Take communication, for example. Conventional wisdom is that women are naturally better communicators than men. My experience bears this out (though there are plenty of exceptions to the rule). Beyond everyday communication skills, however, I’ve come to realize that my mom unwittingly prepared me for a life in corporate communications. Here are some lessons I learned from her that have carried over into the workplace:
- Communication should be regular and frequent. Now that I have my own teenager, I’m reminded of how often a closed door, a new relationship or a bad day gets in the way of open communication. Somebody must make the first move to break the silence — and the senior person usually needs to show some leadership in this area.
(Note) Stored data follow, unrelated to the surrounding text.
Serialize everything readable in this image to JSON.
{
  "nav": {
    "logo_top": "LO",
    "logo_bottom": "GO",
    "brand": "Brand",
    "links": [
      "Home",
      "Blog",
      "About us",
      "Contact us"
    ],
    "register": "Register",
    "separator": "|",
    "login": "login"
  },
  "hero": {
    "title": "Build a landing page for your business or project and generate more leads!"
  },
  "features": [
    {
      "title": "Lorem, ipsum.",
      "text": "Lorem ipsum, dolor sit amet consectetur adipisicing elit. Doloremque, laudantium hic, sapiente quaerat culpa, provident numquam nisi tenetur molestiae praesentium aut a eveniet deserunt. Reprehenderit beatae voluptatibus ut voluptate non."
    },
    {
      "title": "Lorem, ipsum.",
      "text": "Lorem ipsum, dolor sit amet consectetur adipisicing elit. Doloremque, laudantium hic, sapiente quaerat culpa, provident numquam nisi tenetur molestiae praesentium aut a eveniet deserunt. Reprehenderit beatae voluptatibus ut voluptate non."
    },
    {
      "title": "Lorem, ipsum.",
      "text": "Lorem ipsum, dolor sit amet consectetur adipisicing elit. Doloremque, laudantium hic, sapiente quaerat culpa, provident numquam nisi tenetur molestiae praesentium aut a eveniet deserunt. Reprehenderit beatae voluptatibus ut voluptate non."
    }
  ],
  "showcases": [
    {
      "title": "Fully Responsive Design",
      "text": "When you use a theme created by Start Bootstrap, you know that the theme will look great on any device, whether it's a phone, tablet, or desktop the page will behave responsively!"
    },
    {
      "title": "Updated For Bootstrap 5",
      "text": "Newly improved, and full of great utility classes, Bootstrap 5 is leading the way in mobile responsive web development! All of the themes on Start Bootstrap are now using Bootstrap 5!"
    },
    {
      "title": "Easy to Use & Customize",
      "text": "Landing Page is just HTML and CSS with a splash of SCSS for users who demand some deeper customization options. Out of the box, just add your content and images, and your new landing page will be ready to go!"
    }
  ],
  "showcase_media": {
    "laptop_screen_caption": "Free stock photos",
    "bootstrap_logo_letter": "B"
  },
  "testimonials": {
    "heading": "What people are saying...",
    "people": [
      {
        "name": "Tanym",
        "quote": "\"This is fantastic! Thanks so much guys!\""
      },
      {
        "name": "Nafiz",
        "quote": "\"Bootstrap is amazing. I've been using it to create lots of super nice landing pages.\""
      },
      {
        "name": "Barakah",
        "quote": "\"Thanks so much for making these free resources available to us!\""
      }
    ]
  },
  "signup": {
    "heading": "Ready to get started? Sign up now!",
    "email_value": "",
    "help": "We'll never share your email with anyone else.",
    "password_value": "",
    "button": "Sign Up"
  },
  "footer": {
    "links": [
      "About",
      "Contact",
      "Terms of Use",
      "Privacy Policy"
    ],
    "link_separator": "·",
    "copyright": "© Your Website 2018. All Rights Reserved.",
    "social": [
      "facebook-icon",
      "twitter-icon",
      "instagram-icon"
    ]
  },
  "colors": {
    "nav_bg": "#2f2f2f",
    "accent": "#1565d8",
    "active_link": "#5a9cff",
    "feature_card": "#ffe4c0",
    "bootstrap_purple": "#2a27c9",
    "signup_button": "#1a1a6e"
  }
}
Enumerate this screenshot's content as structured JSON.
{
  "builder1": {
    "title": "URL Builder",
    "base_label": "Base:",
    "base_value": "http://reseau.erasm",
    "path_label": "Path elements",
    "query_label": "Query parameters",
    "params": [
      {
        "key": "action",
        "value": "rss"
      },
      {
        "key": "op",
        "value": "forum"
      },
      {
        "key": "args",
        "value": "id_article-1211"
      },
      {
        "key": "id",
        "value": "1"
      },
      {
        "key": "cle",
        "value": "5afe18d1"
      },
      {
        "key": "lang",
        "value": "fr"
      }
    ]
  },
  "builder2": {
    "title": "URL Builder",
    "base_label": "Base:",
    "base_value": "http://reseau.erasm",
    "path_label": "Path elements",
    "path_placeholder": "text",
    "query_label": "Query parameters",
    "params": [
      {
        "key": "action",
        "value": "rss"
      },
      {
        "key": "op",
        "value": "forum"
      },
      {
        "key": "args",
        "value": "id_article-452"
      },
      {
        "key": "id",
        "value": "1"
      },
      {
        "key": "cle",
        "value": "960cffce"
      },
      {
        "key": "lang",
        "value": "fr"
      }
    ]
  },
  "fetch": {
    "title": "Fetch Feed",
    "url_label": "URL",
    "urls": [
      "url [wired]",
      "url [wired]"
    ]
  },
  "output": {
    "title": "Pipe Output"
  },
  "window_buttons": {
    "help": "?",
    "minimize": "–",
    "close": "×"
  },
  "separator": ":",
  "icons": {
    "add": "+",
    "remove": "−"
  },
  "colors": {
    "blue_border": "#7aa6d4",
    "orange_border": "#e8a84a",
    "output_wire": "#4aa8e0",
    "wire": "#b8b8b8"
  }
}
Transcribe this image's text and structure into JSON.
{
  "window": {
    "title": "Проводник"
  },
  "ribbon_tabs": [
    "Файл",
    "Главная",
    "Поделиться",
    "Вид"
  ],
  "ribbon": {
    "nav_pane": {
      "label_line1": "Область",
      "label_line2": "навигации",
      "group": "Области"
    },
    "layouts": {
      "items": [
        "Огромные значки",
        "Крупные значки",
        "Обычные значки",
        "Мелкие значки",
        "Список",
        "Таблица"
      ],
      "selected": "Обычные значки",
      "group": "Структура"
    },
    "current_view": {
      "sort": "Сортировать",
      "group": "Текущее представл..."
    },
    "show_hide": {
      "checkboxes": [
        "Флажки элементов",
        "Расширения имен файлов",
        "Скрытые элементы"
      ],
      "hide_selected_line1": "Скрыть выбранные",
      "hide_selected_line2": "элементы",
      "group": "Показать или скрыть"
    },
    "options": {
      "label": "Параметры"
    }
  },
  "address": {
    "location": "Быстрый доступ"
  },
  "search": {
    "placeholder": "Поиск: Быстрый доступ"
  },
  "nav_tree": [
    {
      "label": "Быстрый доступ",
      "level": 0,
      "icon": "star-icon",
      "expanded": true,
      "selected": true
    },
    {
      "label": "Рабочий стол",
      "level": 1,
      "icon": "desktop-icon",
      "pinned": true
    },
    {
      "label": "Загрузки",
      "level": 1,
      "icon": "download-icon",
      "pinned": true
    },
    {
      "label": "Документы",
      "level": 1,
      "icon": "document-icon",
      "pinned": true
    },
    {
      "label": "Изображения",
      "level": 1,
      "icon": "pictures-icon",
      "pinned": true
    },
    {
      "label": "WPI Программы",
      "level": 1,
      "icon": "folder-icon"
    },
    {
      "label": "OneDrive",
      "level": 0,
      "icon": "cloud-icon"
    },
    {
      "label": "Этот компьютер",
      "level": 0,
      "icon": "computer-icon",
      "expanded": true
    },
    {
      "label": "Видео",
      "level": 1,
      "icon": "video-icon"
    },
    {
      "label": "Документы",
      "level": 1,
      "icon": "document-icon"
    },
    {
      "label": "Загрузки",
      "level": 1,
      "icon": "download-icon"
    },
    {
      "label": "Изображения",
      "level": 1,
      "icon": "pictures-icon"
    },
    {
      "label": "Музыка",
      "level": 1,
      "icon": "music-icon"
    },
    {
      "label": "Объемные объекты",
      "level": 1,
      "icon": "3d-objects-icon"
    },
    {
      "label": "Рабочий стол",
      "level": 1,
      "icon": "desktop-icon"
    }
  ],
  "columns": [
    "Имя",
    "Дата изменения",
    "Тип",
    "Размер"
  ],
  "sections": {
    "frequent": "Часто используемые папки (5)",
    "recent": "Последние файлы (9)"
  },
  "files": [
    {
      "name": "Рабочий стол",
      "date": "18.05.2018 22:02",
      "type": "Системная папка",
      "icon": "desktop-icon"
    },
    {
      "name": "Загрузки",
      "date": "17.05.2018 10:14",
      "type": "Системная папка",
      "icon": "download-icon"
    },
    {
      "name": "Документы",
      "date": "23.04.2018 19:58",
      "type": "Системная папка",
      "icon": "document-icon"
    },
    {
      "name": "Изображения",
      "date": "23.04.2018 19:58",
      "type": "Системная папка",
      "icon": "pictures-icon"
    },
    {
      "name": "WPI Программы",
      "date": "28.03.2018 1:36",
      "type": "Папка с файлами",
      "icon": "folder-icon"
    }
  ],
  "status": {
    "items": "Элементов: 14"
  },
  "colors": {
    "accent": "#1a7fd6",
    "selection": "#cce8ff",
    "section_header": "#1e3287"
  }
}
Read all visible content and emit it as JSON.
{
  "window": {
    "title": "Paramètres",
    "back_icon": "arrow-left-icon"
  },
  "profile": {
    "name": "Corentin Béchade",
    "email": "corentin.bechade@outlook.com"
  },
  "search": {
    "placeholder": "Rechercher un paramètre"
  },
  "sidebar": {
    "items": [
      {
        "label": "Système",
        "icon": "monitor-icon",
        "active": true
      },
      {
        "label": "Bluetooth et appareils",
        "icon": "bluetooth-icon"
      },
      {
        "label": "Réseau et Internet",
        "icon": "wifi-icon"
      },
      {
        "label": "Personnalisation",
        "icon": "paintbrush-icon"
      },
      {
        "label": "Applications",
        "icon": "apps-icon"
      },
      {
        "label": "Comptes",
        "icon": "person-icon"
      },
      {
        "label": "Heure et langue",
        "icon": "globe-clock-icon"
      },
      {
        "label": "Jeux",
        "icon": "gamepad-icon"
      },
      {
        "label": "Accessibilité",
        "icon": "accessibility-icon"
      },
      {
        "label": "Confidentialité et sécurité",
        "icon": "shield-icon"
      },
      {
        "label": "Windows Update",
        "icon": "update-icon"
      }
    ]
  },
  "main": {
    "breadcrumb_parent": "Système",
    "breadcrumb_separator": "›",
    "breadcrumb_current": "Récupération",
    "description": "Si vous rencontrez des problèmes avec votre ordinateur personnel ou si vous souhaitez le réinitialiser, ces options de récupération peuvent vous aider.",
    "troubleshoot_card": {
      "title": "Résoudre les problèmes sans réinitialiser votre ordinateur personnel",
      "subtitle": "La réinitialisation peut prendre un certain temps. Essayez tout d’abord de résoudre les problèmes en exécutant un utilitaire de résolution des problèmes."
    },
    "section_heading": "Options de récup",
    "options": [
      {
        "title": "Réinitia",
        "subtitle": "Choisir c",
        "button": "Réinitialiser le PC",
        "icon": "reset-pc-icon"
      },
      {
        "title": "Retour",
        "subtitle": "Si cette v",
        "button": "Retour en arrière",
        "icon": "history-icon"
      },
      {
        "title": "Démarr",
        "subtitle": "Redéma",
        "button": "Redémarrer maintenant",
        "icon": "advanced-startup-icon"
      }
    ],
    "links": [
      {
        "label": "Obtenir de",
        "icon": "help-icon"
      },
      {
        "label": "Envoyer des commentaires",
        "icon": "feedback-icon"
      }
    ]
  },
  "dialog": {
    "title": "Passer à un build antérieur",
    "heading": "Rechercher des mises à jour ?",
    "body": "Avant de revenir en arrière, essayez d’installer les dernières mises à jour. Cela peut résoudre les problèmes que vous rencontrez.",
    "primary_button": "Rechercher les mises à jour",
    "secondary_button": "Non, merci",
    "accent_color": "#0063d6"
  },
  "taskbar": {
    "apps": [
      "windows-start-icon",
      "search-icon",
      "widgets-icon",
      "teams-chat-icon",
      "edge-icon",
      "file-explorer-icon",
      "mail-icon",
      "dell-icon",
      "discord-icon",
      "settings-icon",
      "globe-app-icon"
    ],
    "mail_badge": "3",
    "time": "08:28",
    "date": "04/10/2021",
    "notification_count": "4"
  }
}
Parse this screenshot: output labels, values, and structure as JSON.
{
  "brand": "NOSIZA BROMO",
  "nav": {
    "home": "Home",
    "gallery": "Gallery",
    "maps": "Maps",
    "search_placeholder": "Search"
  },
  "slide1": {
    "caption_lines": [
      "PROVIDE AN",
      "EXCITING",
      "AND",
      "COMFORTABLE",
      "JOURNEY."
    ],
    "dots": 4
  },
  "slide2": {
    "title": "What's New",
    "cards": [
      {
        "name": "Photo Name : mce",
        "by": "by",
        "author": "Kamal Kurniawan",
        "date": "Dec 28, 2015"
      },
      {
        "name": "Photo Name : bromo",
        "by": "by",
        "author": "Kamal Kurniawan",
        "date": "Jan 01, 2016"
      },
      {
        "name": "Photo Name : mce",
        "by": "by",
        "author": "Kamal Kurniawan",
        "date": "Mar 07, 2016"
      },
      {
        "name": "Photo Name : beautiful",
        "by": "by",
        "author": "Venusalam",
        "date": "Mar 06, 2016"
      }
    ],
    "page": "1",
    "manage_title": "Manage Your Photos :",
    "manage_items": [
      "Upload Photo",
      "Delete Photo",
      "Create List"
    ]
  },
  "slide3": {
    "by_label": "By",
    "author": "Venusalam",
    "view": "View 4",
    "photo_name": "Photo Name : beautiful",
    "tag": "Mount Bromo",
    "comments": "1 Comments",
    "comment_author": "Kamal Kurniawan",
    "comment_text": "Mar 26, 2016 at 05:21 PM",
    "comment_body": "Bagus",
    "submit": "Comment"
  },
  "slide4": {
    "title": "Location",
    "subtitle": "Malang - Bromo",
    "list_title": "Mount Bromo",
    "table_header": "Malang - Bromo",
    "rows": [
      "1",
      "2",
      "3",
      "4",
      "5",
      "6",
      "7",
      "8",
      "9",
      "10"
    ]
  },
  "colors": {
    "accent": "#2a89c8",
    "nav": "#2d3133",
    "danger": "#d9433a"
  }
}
- There are no real secrets. Moms usually know what’s really going on. If they don’t, they have plenty of informants who will tell them. This may be the first time a comparison has been made between Irving the brown-nosing HR specialist and a 12-year-old sister.
- There’s no use trying to BS your way out of trouble. Just come clean. Be transparent, even if it means getting grounded and having your Internet taken away for a week.
- It’s OK to ask questions, but that doesn’t mean you’ll always get an answer. Like when you’re 10 and you really need to know what those noises are that come from your parents’ room late at night.
- Even if you get an answer, it might not be what you want to hear. See above.
- It’s important to remind the little people that they are the family’s greatest assets. Especially at tax time.
- If you mouth off, eventually it might be reflected in your allowance. So be careful what you say and to whom you say it.
- The people in charge need to sound like they have all the answers, even if they don’t. Exuding confidence is half the battle when it comes to leadership. Remember when you thought your parents knew everything? Of course, the longer you stuck around, the more you realized they were faking it half the time.